Здесь Дин сделал паузу и повесил гитару, которую до этого он держал в правой руке, себе на грудь. После чего продолжил:
– Эти мысли, которые я сейчас озвучил, разделяют миллионы моих соотечественников. А поскольку я артист, разрешите мне донести их до вас посредством главного моего оружия – гитары. Я считаю себя пацифистом, противником всякого оружия, но вы ведь не будете спорить, что из всех видов оружия этот вид самый гуманный. Я спою вам песню моего земляка,
Завершив свой спич, Дин ударил по струнам и запел. После первого куплета, видя, что часть зала начала ему подпевать, Дин спустился со сцены и начал ходить между рядами, пытаясь заразить своим темпераментом и остальных. И хотя тот парень, которого согнали с трибуны, демонстративно скрестил руки на груди и подпевать не собирался, однако его ближайшие соседи, взявшись за руки, в унисон певцу пели: «Мы все преодолеем! Мы победим!»

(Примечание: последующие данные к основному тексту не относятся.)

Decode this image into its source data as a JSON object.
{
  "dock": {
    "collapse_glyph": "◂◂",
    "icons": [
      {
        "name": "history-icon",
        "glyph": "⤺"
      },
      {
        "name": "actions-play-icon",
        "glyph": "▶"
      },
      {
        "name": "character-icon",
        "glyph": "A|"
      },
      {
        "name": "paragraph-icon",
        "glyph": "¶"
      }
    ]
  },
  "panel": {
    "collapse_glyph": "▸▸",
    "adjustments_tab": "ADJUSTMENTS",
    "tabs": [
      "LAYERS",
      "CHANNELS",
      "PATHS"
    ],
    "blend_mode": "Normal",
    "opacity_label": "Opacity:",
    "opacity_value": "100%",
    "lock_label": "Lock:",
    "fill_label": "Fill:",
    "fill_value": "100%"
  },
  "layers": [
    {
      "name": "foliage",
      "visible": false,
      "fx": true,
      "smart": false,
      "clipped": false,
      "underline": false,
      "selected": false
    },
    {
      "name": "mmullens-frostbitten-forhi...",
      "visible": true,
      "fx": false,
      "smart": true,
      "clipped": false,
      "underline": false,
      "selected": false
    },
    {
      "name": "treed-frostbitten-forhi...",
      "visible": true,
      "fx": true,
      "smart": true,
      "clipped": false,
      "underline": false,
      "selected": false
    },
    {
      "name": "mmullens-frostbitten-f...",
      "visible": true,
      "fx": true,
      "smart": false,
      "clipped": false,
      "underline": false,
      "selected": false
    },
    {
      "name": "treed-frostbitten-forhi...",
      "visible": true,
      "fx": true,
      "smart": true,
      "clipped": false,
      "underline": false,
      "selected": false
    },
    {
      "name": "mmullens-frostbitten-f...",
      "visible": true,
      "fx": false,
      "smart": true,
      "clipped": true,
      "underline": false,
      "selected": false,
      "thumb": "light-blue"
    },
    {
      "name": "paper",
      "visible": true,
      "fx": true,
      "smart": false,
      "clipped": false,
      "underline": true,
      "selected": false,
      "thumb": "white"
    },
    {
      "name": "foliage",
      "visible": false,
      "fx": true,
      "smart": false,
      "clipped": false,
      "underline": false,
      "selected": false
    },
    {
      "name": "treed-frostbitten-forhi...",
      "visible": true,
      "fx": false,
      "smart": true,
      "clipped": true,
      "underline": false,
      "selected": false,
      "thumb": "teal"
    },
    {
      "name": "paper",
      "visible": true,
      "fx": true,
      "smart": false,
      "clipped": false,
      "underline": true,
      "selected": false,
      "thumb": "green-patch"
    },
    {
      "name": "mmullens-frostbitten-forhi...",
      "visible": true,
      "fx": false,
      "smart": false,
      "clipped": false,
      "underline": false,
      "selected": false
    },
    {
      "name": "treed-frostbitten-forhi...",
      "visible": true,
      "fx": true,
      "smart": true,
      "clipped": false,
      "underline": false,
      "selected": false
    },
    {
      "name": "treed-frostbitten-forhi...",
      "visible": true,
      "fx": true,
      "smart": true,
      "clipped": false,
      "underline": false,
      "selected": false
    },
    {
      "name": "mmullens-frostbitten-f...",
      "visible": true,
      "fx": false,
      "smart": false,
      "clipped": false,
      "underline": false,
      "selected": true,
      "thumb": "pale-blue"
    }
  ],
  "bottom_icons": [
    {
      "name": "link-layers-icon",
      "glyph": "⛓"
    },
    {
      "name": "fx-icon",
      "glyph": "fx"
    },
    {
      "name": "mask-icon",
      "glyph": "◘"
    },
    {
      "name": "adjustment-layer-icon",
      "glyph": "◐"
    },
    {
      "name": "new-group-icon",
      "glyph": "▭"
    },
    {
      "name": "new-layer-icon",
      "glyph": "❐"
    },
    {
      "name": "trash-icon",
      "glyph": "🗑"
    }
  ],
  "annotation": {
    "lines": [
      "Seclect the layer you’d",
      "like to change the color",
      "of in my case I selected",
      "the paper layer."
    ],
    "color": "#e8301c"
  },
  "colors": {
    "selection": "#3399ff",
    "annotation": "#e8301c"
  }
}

Когда Дин закончил петь, в зале раздались аплодисменты. Они длились так долго, что Дину пришлось спеть еще одну песню, поскольку зал, уставший от дебатов, хотел просто отдохнуть. А одной песни было явно мало. Собственно, у Дина были силы и желание сыграть полноценный концерт, однако не было возможности – скандал украл слишком много времени и теперь требовалось освободить помещение для работы очередной комиссии.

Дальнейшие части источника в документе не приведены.